La crisi agrumicola si tocca con mano. Ad aggravare la stagione in corso la politica dei rincari e le speculazioni in atto. Ma c’è un dramma nel dramma che colpisce i piccoli e medi produttori agricoli ai quali è praticamente impedito proporre un prezzo di vendita del prodotto, che dovrebbe tenere conto dei costi sostenuti e di un minimo di margine di guadagno. E invece o si accettano le condizioni dei compratori o si rimane fuori dal mercato.
C’è molta paura tra i produttori di denunciare un fenomeno che subiscono da anni. E il timore è legato al rischio di essere tagliati fuori dal mercato. Una sorta di ricatto subdolo, non manifesto, ma con cui si è costretti a convivere. La senatrice uscente del gruppo Cal-Alternativa Rosa Silvana Abate (coordinatore nazionale del Copoi- produttori ortofrutticoli) conferma l’esistenza del fenomeno presente tanto nel settore agrumicolo quanto nella filiera ortofrutticola. «Si entra nelle aziende e si paga il prodotto al di sotto dei costi di produzione», per poi vederlo piazzato nei supermercati con rincari enormi. Esiste un organismo chiamato a controllare le “pratiche commerciali sleali” presso il ministero dell’agricoltura a cui i produttori per il tramite delle associazioni di categoria possono rivolgersi per controlli e sanzioni». Il punto è che, spesso, tra le associazioni di categoria, ci sono anche i “commercianti” che non hanno alcun interesse a riequilibrare i rapporti di forza nelle trattative. «Nei casi in cui l’organismo di controllo recepisce le pratiche commerciali sleali si registra un eccesso di delega, denuncia la Abate. In Italia sono state concesse delle deroghe alle Op (organizzazione dei produttori) e alle cooperative le quali possono non rispettare ciò che è il “costo di produzione” a cui i produttori agricoli sono sottoposti». La Abate ricorda come per affrontare la delicata questione avesse presentato un disegno di legge al Senato nella precedente legislatura, in maniera solitaria, giunto in commissione» ma senza pervenire al risultato. «Si toccano gli interessi della grande distribuzione, denuncia l’ex parlamentare, perché quando si va a riconoscere il costo di produzione al primo anello della filiera diminuiscono le possibilità di speculazione nel prosieguo della catena. Si allargano le maglie a tutela delle lobby che operano in agricoltura e non a tutela di chi si spacca la schiena, produce e si assume il rischio imprenditoriale anche in questo difficile e insostenibile momento di crisi».
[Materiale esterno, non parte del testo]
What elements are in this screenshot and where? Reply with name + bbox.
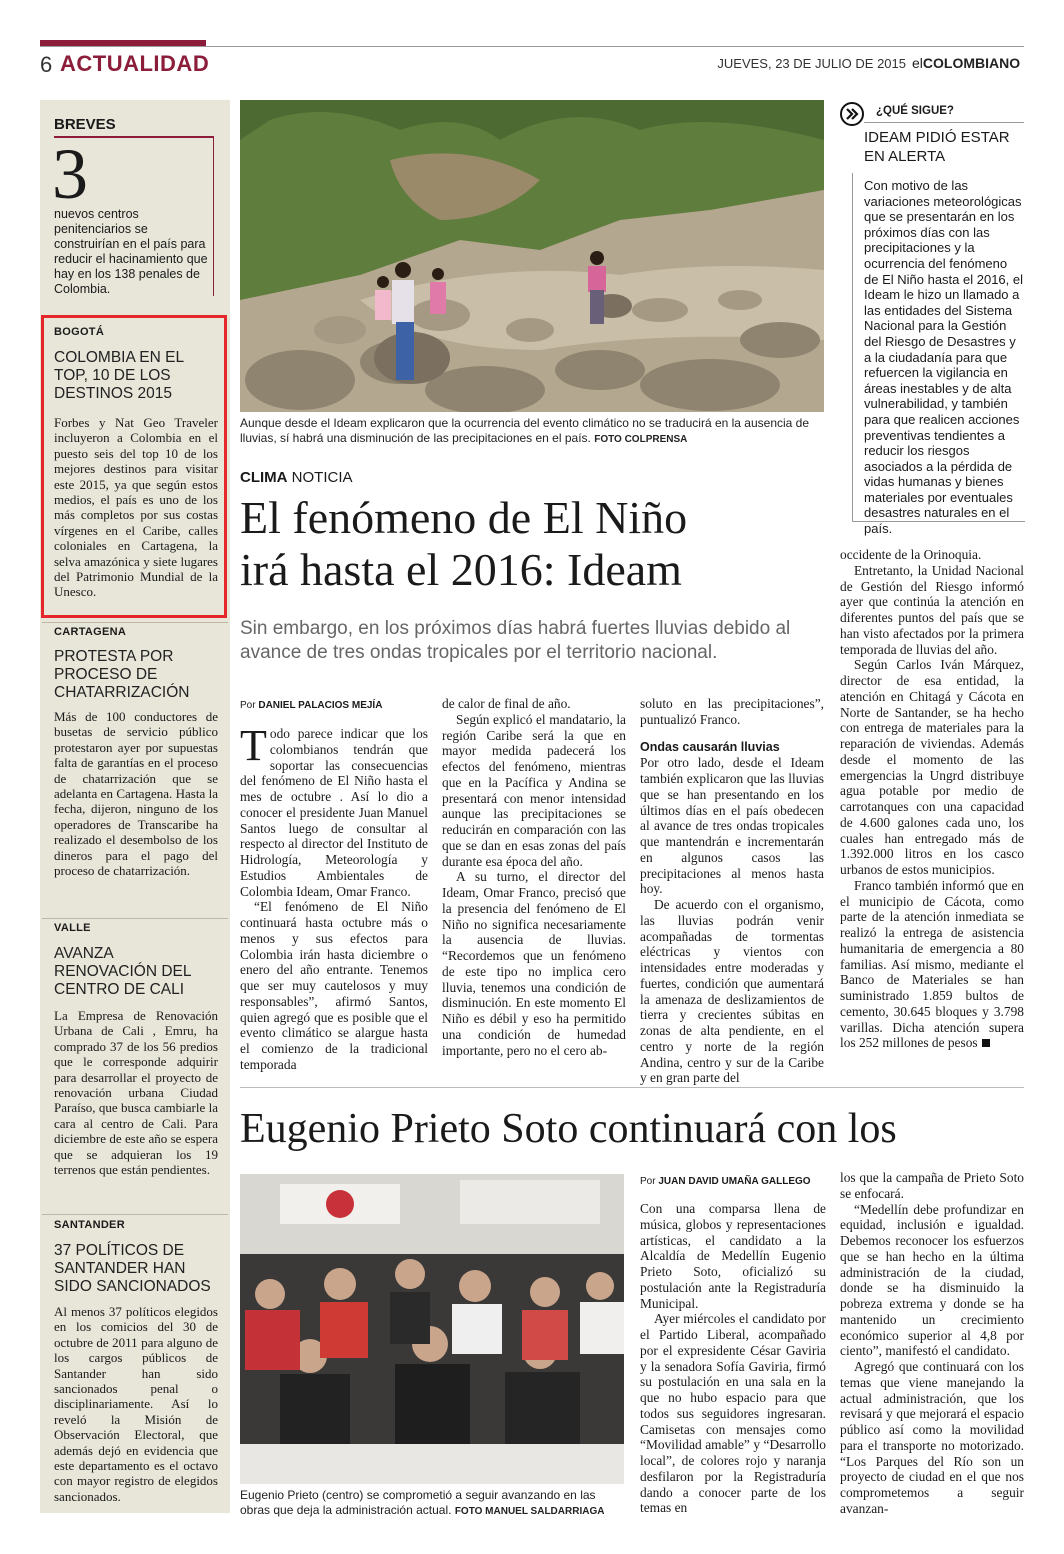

Il problema in sostanza si risolve con «una legge dello Stato che riconosca ai produttori di agrumi, e a tutti i produttori ortofrutticoli, ciò che spendono per produrre i propri prodotti più i contributi Inps e Inail, garantendo anche un reddito aggiunto per la sopravvivenza della propria azienda e della propria famiglia». «Nessuna associazione rappresentativa, nessun consorzio e nessun partito politico (indistintamente) ha sostenuto in Commissione e al Governo questo mio disegno di legge», denuncia l’ex parlamentare. «La mia battaglia è stata condotta in piena solitudine in commissione Agricoltura al Senato ma nonostante tutto ero riuscita a portarne l’iter ad un buon punto della procedura prevista, vale a dire alla votazione degli emendamenti in commissione che pur i colleghi avevano presentato (alcuni di essi abrogativi). Mi fu fatta richiesta dal Ministero dell’Agricoltura di ritirarlo perché inglobato dalle pratiche commerciali sleali. Naturalmente rifiutai con fermezza e invitai il Governo a venir a leggere il parere in merito in Commissione. Così fu». Sul punto la Abate ebbe modo di coinvolgere anche il Presidente della Repubblica Mattarella, sottolineando «il grave eccesso di delega nell’atto di governo che ha recepito la direttiva introducendo una deroga delle pratiche commerciali sleali (direttiva UE 633/2019 che avrebbe dovuto tutelare anche in Italia il costo il produttore nel comparto agricolo) per le cooperative e le op, anche contro il parere della commissione Agricoltura Senato che aveva dato parere negativo alla deroga stessa. Chiesi al presidente della Commissione di procedere comunque alla discussione degli emendamenti presentati dai colleghi e alla relativa votazione del disegno di legge a mia prima firma sul costo di produzione».